The finding that initial instructions did not matter much suggests that companies will get better results by investing in more powerful AI models rather than by spending time perfecting the prompts they feed those models. That has cost and practical implications for businesses building these systems.

There is also something worth flagging about the invisibility of performance gaps. Participants received better or worse outcomes without any way to know the difference. On one hand, this means companies can roll out AI agents without disrupting how people work. On the other hand, it raises questions about whether it is fair to offer people different levels of service without telling them.

What Comes Next

AI agents that can negotiate and make decisions are moving from research projects into real business use. Banks and investment firms are already interested in using AI for automated trading and deal-making. The ability of AI to negotiate at different skill levels—and the fact that people cannot easily tell the difference—could reshape how transactions happen in industries that rely on complex negotiations.

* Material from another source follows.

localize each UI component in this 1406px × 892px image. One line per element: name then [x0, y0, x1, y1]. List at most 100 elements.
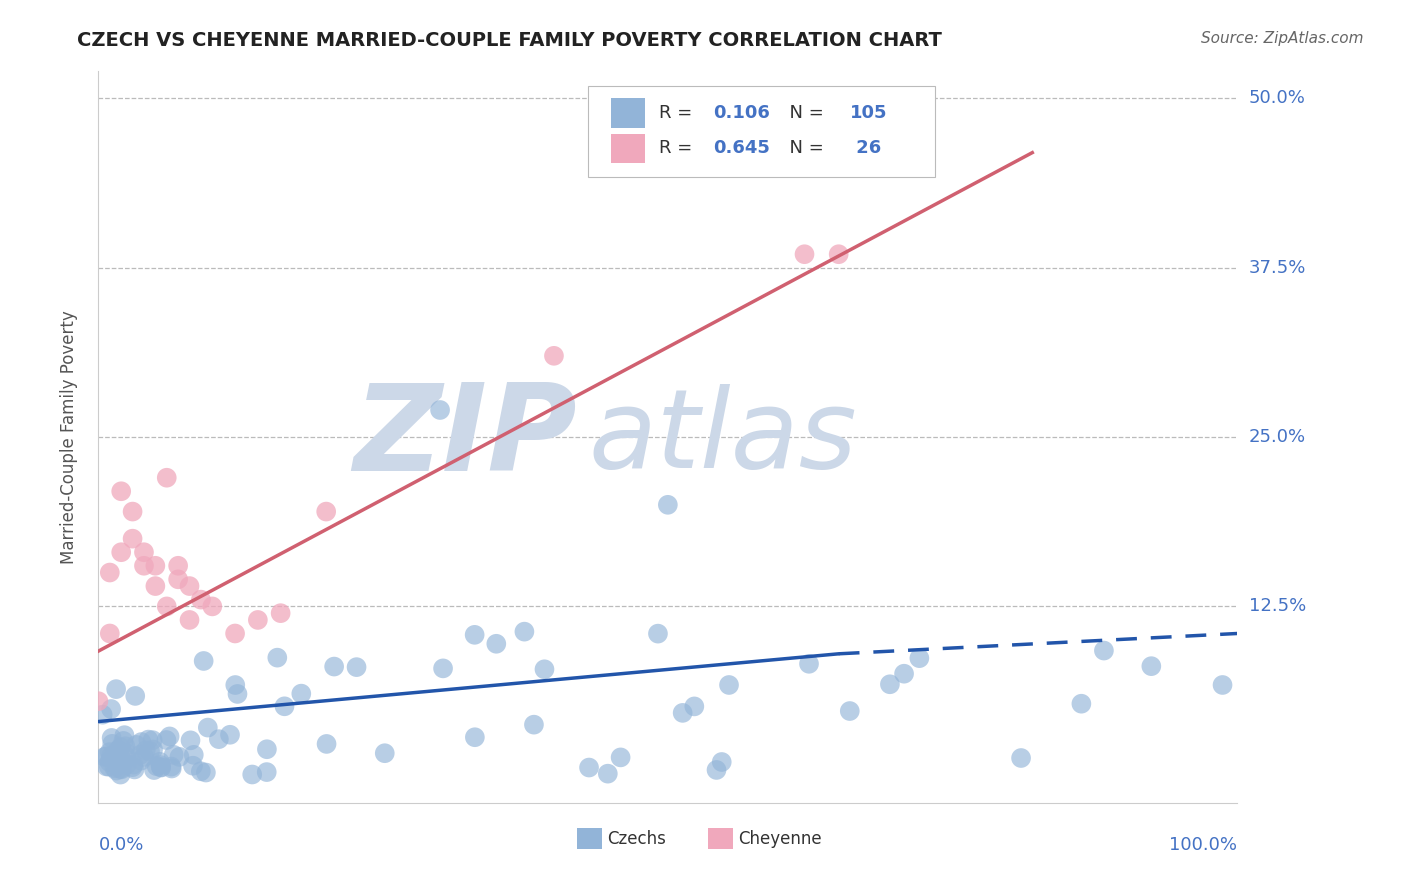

The fact that Anthropic tested this with real money and real outcomes, not just simulations, makes the results more credible. Other companies will likely use this same approach to test AI agents in their own industries.

Project Deal shows us that today's AI can handle real negotiation work, and that better AI models produce measurably better results. As AI agents move into more commercial settings, understanding these differences in capability will matter for both businesses trying to compete and regulators trying to ensure fairness.